The reason given by the Kentucky court of appeals is that the debtor was liable to be imprisoned for the debt, and as the husband was entitled to the wife’s personal property, and the usufruct of her real estate, the law would not, by imprisoning her alone, place her in a condition altogether dependent on the good-will of her husband. Fultz v. Fax, 9 B. Mon. 500. Whatever may have been originally the reason for the husband’s liability for his wife’s debts, the legislature of this state legislated upon the idea that the liability is based upon the property received by the husband from his wife, and have ' now limited it to the value of the estate received by the husband from her. Gen. St. c. 52, § 4.

*451Under the provisions of this act personal judgments have been rendered for the antenuptial debts of the wife against the wife and husband. The husband’s liability was only to the extent of property received from his wife. Fultz v. Fax, 9 B. Mon. 500; Beaumont v. Miller, 1 Metc. (Ky.) 68.

This debt is not an antenuptial debt, but it was contracted by the wife, when and where she had a right to make a valid contract, and in principle is very analogous to antenuptial debts, in so far as a husband may by the Kentucky law take his wife’s property. The Kentucky law gives the husband his wife’s personal, general estate, and he should be liable for the wife’s debts to the extent of property received from her.

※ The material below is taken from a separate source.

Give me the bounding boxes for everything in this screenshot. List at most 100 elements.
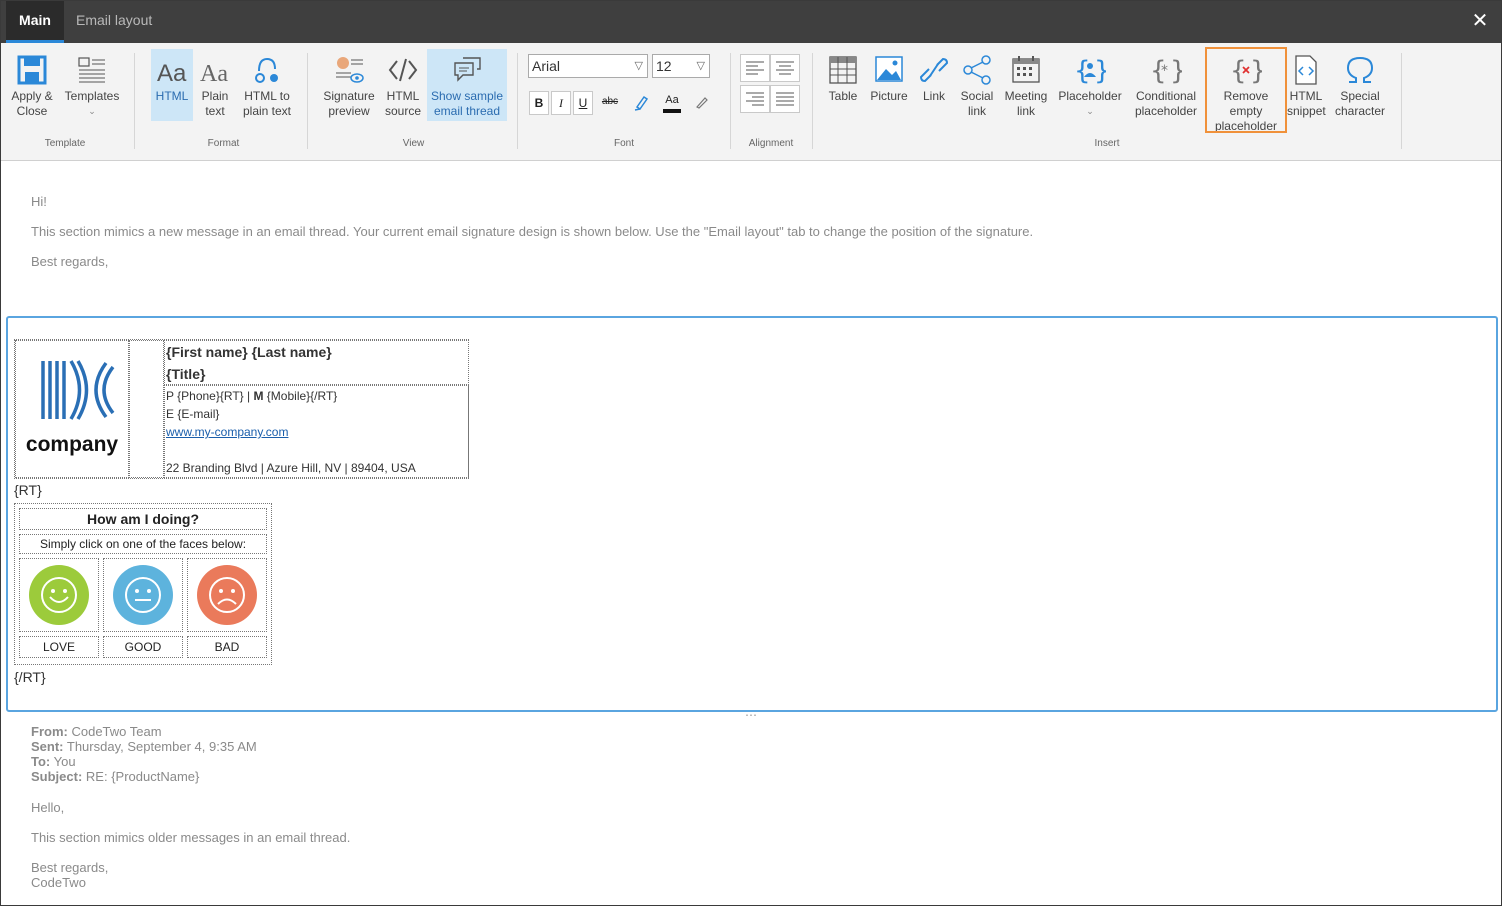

The Kentucky law requires the husband to be joined with his wife in this action. If the obligation of the. husband for his wife’s debts comes from the necessity of his being joined in the suit' “for conformity,” as claimed by Mr. Bishop, then there should be a judgment against McCarthy as well as against his wife. This judgment should not in either view go further than to subject or make him liable for estate received of his wife by reason of the marital relation.

In considering this question, I have not overlooked the case of Morse v. Toppan, 3 Gray, 411, in which the court says that “a judgment is in the nature of a contract; it is a specialty, and creates a debt, and to have that effect it must be taken against one capable of contracting a debt.” A judgment is a contract in the sense that it may be sued'upon in another judicial tribunal, but it is not a contract in that it can only be rendered against a party then capable of contracting a specialty debt. It is not true that a judgment rests either upon the will or the capacity to contract of the party against whom it is rendered. Freem. Judgm. § 4. If a judgment is a contract, and can only be rendered against one who is then capable of contracting, by the laws of the forum there could not be a judgment on a contract made in another state, unless by the law of the forum that contract would be valid. This would destroy the rule of comity and international law which makes the validity of a contract and the capacity of the contractor depend on the place where the contract is made or is to be performed, or the domicile of the contractor, as the case may be, and not upon the law of the forum. The doctrine, as announced in Morse v. Toppan, supra, has been ignored in Milliken v. Pratt, 125 Mass. 374, where the court sustained a judgment against a married woman living in Massachusetts on a contract made in Maine, although at the time of making the contract she could not *452have made a similar one at the place of. her domicile. It is true that at the time of the judgment she could have made such a contract in Massachusetts, but no notice was taken of this fact bj the court. The Kentucky cases in which judgments have been allowed against married women on antenuptial contracts have, of course, disregarded the theory that it is necessary that the person against whom a judgment is rendered should then have capacity to contract. In these cases the wife had lost all capacity of contracting by reason of the marriage. See,, also, Husbands v. Bullock, 1 Duvall, 21. The plaintiff may have judgment against Mrs. McCarthy, and also against defendant, her husband, but as to him only to the extent of assets which he may hereafter receive from his wife by reason of his relation of husband.